Duas semanas depois, na noite do dia 14 de setembro de 1942, a diretoria do Palestra reuniu-se em sessão extraordinária para discutir a exigência dos militares, de mudança total do nome, a despeito de Palestra ser uma palavra grega. Após horas de discussão e resistência, e da sugestão de nomes como Piratininga e Paulista, decidiu-se finalmente por Sociedade Esportiva Palmeiras, em parte pela preservação da letra P nos escudos e símbolos do clube, e em parte em homenagem à Associação Atlética das Palmeiras, clube então extinto mas que sempre manteve excelente relacionamento com o Palestra Itália, tendo fornecido apoio decisivo em diversas ocasiões de litígio com dirigentes do futebol paulista.
A cor vermelha foi retirada, mantendo-se apenas o verde e branco, e no escudo foi removida a letra I, manténdo-se apenas a letra P sobre o fundo verde. Atendidas as exigências das autoridades, o Palmeiras entrou em campo no domingo seguinte para decidir o título do campeonato contra a equipe do São Paulo, trazendo duas novidades:
Para evitar os protestos e vaias contra a equipe, planejados por vários dias pelos torcedores da equipe rival, o "alvi-verde imponente" surgiu com seu vice-presidente, o capitão do Exército Adalberto Mendes liderando a equipe que entrou em campo carregando uma bandeira brasileira. Após alguma indecisão e silêncio, o estádio aplaudiu de pé os jogadores, deixando a rivalidade apenas para a disputa nos gramados.
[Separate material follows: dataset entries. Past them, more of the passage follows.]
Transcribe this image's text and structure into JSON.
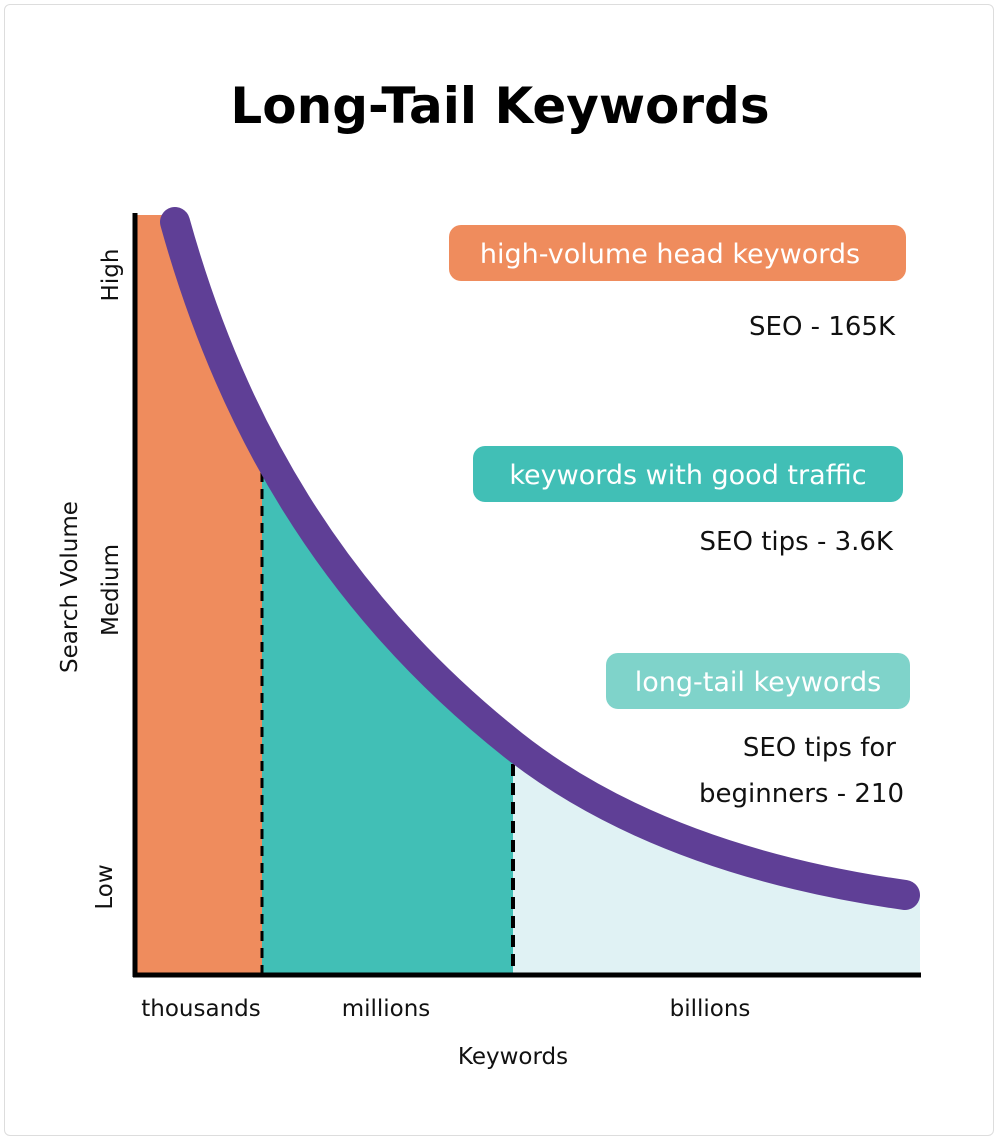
{
  "title": "Long-Tail Keywords",
  "y_axis": {
    "label": "Search Volume",
    "ticks": [
      "High",
      "Medium",
      "Low"
    ]
  },
  "x_axis": {
    "label": "Keywords",
    "ticks": [
      "thousands",
      "millions",
      "billions"
    ]
  },
  "segments": [
    {
      "label": "high-volume head keywords",
      "example": [
        "SEO - 165K"
      ],
      "color": "#ef8c5d"
    },
    {
      "label": "keywords with good traffic",
      "example": [
        "SEO tips - 3.6K"
      ],
      "color": "#41bfb6"
    },
    {
      "label": "long-tail keywords",
      "example": [
        "SEO tips for",
        "beginners - 210"
      ],
      "color": "#7fd3ca"
    }
  ],
  "colors": {
    "curve": "#5f3f96",
    "tail_fill": "#e0f2f4",
    "axis": "#000000"
  }
}
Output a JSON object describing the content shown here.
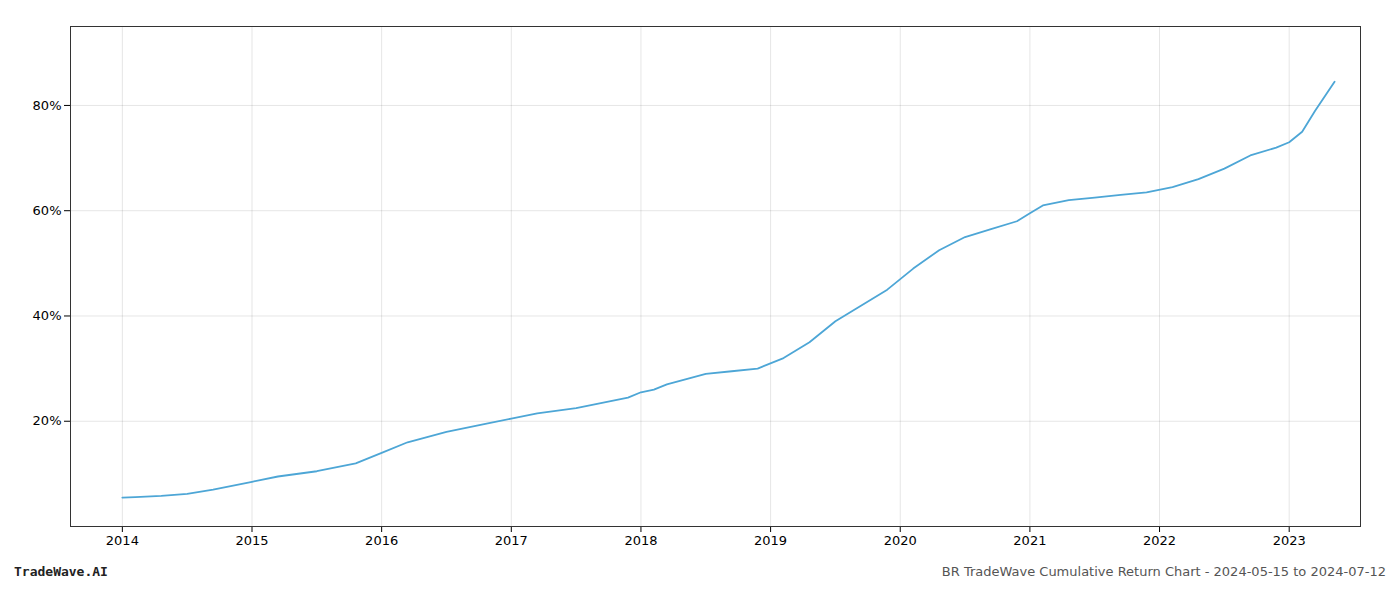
{
  "chart_data": {
    "type": "line",
    "x": [
      2014.0,
      2014.1,
      2014.3,
      2014.5,
      2014.7,
      2015.0,
      2015.2,
      2015.5,
      2015.8,
      2016.0,
      2016.2,
      2016.5,
      2016.8,
      2017.0,
      2017.2,
      2017.5,
      2017.7,
      2017.9,
      2018.0,
      2018.1,
      2018.2,
      2018.35,
      2018.5,
      2018.7,
      2018.9,
      2019.1,
      2019.3,
      2019.5,
      2019.7,
      2019.9,
      2020.1,
      2020.3,
      2020.5,
      2020.7,
      2020.9,
      2021.0,
      2021.1,
      2021.3,
      2021.5,
      2021.7,
      2021.9,
      2022.1,
      2022.3,
      2022.5,
      2022.7,
      2022.9,
      2023.0,
      2023.1,
      2023.2,
      2023.35
    ],
    "values": [
      5.5,
      5.6,
      5.8,
      6.2,
      7.0,
      8.5,
      9.5,
      10.5,
      12.0,
      14.0,
      16.0,
      18.0,
      19.5,
      20.5,
      21.5,
      22.5,
      23.5,
      24.5,
      25.5,
      26.0,
      27.0,
      28.0,
      29.0,
      29.5,
      30.0,
      32.0,
      35.0,
      39.0,
      42.0,
      45.0,
      49.0,
      52.5,
      55.0,
      56.5,
      58.0,
      59.5,
      61.0,
      62.0,
      62.5,
      63.0,
      63.5,
      64.5,
      66.0,
      68.0,
      70.5,
      72.0,
      73.0,
      75.0,
      79.0,
      84.5
    ],
    "color": "#4DA6D6",
    "xlim": [
      2013.6,
      2023.55
    ],
    "ylim": [
      0,
      95
    ],
    "xticks": [
      2014,
      2015,
      2016,
      2017,
      2018,
      2019,
      2020,
      2021,
      2022,
      2023
    ],
    "yticks": [
      {
        "value": 20,
        "label": "20%"
      },
      {
        "value": 40,
        "label": "40%"
      },
      {
        "value": 60,
        "label": "60%"
      },
      {
        "value": 80,
        "label": "80%"
      }
    ],
    "grid": true,
    "annotations": [
      "TradeWave.AI",
      "BR TradeWave Cumulative Return Chart - 2024-05-15 to 2024-07-12"
    ]
  }
}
A outra novidade, percebida apenas anos depois, foi a troca da camisa dos goleiros, que eram brancas desde 1914 e que a partir de então passaram a ser azuis, numa sutil homenagem às raízes italianas, através do uniforme da Seleção daquele País, que faz referência às cores reais da Casa de Sabóia.
Por todos estes ingredientes, esta foi uma partida épica, marcada pela garra e determinação dos jogadores do Palmeiras, que, em sua primeira exibição, impuseram 3 a 1 no rival que ainda abandonou o campo aos 19 minutos do segundo tempo quando havia um penalti a ser batido pela equipe alviverde. Com esse resultado o time conquistou o título paulista com uma rodada de antecipação. Assim, o Palestra morreu líder em 14 de setembro de 1942, e o Palmeiras nasceu campeão uma semana depois, no dia 20 de setembro. Curiosamente, o clube permaneceu invicto durante todos os 6 meses em que se chamou "Palestra de São Paulo".
[editar]O começo de uma nova era
 
kkkkkkk tenho ate dó


hj o timão vai pinta o resto do mundo de preto e branco !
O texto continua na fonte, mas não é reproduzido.